The Bureau of Internal Revenue (BIR) reported an 18.62 percent year-on-year increase in collections to P325.5 billion. This growth was fueled by higher collections on VAT, personal income tax (PIT), documentary stamp tax (DST), corporate income tax (CIT), excise tax on tobacco products, and percentage taxes, according to the Treasury.

The Bureau of Customs (BOC) also contributed to the positive revenue performance with an 11.5 percent year-on-year increase, collecting P86.9 billion in October. The BOC attributed this growth to "rigorous verification of imported goods values and classifications, along with the stringent implementation of the fuel marking initiative."

On the expenditure side, the government disbursed P466.8 billion in October, an 11 percent increase compared to the same period last year. 

This was primarily due to higher personnel services expenses, including the first tranche of salary adjustments for qualified civilian government employees and the release of performance-based bonuses for the Department of Education, the Treasury said. Increased spending on infrastructure projects, social protection programs, and health initiatives also contributed to the rise in expenditures.

Despite the year-on-year increase, government spending remained below the growth rate of revenue collection, resulting in the fiscal surplus. This positive development has led to a narrowing of the year-to-date fiscal deficit to P963.9 billion, which is only 64.94 percent of the P1.48 trillion full-year program.

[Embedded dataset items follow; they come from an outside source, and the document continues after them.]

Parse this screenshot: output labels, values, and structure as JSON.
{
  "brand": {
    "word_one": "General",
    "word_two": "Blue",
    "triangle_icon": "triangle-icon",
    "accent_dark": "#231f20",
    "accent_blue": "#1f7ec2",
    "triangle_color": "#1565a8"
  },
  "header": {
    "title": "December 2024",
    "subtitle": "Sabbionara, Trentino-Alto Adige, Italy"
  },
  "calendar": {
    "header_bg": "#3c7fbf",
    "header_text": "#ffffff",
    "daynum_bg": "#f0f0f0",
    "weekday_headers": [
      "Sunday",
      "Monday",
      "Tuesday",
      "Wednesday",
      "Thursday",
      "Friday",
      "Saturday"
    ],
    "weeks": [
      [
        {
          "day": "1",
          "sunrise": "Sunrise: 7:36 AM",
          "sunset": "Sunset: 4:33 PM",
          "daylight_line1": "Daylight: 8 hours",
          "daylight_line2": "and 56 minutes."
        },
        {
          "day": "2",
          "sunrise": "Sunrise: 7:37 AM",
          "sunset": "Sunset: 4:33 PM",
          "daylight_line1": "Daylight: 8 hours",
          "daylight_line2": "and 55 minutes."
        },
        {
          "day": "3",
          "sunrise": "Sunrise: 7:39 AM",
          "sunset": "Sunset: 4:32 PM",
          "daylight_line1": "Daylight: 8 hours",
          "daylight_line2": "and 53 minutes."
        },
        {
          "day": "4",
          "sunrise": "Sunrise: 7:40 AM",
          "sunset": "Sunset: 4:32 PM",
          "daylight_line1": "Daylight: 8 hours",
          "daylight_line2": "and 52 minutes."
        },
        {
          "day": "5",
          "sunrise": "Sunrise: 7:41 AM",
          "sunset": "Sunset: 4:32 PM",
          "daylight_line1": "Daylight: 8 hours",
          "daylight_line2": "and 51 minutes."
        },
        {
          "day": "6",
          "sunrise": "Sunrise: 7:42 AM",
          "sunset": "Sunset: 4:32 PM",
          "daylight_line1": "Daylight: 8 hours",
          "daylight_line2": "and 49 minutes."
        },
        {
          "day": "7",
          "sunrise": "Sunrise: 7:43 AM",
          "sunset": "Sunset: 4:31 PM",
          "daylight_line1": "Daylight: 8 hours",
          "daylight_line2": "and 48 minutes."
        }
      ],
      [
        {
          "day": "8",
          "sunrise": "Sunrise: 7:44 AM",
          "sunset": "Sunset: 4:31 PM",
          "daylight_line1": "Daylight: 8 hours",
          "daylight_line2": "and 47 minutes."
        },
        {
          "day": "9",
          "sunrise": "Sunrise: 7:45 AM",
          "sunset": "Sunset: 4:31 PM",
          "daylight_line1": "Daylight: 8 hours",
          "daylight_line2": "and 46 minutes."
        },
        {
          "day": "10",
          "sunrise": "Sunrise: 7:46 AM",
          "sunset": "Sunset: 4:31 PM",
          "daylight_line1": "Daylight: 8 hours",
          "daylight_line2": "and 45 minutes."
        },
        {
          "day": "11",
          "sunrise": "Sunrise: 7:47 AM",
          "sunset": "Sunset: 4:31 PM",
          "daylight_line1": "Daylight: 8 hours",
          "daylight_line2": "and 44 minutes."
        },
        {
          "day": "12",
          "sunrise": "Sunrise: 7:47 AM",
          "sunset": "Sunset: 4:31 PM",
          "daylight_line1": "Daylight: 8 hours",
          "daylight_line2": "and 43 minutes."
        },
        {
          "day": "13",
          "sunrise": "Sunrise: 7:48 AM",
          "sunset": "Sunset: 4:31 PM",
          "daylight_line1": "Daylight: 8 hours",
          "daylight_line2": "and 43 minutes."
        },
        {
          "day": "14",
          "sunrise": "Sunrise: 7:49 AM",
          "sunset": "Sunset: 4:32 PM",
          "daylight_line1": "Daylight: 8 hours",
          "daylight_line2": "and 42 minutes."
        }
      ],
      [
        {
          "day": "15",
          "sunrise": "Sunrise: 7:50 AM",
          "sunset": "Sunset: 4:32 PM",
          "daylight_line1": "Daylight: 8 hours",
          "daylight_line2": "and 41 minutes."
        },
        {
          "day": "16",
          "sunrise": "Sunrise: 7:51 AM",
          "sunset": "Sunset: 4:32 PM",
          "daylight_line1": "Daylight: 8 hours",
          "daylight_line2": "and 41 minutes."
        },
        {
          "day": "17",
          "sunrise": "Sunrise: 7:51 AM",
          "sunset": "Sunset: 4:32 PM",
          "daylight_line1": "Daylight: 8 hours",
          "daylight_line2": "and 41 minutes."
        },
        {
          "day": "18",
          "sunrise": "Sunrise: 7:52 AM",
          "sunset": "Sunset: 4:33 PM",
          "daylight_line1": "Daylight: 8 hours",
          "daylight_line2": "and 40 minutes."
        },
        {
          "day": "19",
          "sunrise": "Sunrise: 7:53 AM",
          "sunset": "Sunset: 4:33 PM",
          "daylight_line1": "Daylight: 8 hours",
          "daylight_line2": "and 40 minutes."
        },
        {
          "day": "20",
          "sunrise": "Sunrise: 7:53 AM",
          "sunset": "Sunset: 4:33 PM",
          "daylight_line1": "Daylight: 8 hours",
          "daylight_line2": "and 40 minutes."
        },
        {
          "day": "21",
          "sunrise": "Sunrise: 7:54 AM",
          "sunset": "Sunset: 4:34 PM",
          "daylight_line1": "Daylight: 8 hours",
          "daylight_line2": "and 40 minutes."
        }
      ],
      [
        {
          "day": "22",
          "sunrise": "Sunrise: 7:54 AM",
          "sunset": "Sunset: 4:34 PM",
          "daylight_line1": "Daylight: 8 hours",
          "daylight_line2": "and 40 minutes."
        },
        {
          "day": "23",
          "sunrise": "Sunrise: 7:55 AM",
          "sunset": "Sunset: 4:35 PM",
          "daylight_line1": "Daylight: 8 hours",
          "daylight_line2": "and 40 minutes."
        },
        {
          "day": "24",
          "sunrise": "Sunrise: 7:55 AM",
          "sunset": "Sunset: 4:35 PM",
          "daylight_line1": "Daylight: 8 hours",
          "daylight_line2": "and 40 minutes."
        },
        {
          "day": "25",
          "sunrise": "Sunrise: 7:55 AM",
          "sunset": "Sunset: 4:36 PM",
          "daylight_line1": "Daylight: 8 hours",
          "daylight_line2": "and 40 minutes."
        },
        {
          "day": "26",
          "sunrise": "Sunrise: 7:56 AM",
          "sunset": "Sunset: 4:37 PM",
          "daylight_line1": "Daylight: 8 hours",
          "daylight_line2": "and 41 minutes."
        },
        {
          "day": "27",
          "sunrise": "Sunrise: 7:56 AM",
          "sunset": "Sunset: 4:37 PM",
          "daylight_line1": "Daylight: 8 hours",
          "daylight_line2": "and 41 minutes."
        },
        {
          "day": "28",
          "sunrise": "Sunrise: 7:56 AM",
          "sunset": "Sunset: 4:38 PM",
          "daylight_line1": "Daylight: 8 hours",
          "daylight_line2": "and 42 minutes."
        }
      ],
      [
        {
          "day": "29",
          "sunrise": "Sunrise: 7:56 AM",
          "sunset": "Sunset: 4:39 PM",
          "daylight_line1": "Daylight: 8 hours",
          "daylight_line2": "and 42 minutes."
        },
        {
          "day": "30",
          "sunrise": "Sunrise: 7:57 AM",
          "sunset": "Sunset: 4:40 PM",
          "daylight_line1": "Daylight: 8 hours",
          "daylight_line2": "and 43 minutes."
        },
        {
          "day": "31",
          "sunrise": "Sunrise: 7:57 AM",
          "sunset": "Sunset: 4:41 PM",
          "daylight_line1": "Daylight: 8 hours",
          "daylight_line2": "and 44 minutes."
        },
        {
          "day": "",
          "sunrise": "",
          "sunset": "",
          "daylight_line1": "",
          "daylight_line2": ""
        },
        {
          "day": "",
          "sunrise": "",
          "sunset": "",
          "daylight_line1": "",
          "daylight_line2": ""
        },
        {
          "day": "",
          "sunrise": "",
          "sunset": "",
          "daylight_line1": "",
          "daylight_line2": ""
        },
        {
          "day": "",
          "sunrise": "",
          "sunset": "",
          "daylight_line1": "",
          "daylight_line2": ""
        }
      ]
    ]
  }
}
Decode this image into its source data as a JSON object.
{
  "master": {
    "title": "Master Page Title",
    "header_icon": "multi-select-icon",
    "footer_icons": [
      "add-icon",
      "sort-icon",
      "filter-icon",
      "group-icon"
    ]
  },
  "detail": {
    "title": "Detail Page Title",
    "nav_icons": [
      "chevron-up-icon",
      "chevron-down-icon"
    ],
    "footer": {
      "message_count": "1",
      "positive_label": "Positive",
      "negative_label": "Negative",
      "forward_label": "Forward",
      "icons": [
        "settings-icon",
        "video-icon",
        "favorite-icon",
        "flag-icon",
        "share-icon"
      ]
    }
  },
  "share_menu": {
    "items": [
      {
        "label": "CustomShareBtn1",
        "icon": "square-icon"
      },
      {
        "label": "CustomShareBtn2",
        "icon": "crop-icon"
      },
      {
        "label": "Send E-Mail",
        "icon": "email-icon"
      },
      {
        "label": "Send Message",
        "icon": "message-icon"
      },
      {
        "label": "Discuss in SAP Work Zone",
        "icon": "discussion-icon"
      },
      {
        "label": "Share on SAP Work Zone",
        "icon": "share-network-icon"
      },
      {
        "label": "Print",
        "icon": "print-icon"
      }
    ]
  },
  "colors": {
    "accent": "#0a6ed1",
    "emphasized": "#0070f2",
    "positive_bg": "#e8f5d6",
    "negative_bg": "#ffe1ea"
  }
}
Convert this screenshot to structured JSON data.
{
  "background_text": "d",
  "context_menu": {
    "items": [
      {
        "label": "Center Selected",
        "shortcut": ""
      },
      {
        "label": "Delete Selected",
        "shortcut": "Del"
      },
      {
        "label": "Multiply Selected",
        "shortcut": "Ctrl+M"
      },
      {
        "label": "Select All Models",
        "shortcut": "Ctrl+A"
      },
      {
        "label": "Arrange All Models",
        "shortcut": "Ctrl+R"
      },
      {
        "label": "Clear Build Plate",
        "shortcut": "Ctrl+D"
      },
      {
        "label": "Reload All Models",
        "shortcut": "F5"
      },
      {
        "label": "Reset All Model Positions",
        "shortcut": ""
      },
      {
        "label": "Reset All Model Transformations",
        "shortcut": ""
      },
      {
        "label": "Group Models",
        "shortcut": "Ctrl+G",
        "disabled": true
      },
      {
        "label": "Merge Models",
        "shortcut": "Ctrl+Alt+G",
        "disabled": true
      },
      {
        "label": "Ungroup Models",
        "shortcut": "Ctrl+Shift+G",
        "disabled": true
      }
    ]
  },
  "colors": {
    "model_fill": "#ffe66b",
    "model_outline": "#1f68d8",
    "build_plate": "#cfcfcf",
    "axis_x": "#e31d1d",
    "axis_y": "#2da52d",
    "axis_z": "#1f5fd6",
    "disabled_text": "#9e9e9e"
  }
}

The Bureau of the Treasury also noted the improvement in key fiscal indicators. The revenue effort for the first three quarters of the year reached 17.5 percent of gross domestic product, exceeding the 16.1 percent target for 2024. Similarly, the tax effort rose to 14.91 percent, surpassing the 14.42 percent full-year target.

The fiscal deficit-to-GDP ratio stood at 5.14 percent for the first three quarters of 2024, lower than the 5.70 percent level during the same period last year and well below the 5.6 percent target for 2024.